If you are looking at older vans it may be a Carver system like mine. It consists of a gas fire with a "Fanmaster" unit sitting behind it. The gas fire can be used as a 'stand alone' unit like any domestic fire, the knob on the top acting as thermostat. It can also be used in conjunction with the fanmaster which delivers blown warm air heating, a more efficient way of warming the van quickly but if you are not on mains hook-up the fan unit can draw a fair amount out of the battery so we use it sparingly.

It will also work on mains electricity without gas, utilising electric elements in the fanmaster unit. These use either 1kw or 2kw depending on your setting. The thermostat for this is on the control panel.

Both gas and electric have either auto or slow settings on the fanmaster.

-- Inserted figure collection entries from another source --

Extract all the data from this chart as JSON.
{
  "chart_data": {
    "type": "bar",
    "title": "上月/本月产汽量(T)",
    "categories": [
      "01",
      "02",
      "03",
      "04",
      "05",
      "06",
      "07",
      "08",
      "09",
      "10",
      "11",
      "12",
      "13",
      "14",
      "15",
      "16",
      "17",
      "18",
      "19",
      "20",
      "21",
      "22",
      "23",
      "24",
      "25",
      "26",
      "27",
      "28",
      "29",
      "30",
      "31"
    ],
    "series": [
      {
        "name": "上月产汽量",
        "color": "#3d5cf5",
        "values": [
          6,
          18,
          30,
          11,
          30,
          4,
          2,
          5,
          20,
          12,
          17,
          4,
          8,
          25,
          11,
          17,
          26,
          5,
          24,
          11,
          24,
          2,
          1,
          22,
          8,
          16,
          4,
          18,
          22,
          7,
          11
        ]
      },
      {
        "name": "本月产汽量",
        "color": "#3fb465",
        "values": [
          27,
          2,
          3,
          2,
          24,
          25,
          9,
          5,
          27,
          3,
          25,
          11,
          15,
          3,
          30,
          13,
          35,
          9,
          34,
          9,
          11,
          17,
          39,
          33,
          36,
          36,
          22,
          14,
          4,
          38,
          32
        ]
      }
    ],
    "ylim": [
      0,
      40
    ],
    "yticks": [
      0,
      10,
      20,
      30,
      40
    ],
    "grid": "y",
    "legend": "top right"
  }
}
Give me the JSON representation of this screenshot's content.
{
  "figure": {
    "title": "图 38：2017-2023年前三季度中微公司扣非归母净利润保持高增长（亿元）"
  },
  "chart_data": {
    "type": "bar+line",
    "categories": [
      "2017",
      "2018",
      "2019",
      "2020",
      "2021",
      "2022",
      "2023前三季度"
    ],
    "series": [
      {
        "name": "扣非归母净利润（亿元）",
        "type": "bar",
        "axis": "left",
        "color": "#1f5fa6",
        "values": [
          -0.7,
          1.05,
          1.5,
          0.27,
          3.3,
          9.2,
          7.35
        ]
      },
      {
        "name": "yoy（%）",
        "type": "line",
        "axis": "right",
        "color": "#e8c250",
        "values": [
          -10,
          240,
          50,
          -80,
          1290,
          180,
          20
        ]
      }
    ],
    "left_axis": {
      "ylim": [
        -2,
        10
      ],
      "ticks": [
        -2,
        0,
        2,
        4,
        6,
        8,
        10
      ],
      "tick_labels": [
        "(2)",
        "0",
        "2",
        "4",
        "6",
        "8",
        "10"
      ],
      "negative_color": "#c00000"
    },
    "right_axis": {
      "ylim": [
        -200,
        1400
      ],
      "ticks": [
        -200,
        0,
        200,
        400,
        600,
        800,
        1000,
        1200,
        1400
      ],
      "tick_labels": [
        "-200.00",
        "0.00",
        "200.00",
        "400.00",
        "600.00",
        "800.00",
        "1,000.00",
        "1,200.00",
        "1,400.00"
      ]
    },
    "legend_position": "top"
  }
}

The auto setting will set the fan going at full tilt until the desired temperature has been reached, the slow setting is constant (and pretty quiet).

I believe it will also run on both gas and electric at the same time if required but we have never felt the need for such extremes.

Our water heating is by a separate Carver boiler which is gas only but there are also gas/electric models.

JohnW


----------



## dovtrams (Aug 18, 2009)

russell

thanks for that comprehensive check sheet. this is like everything else in life, the first time is a bit traumatic in case you don't get it right!

dave


----------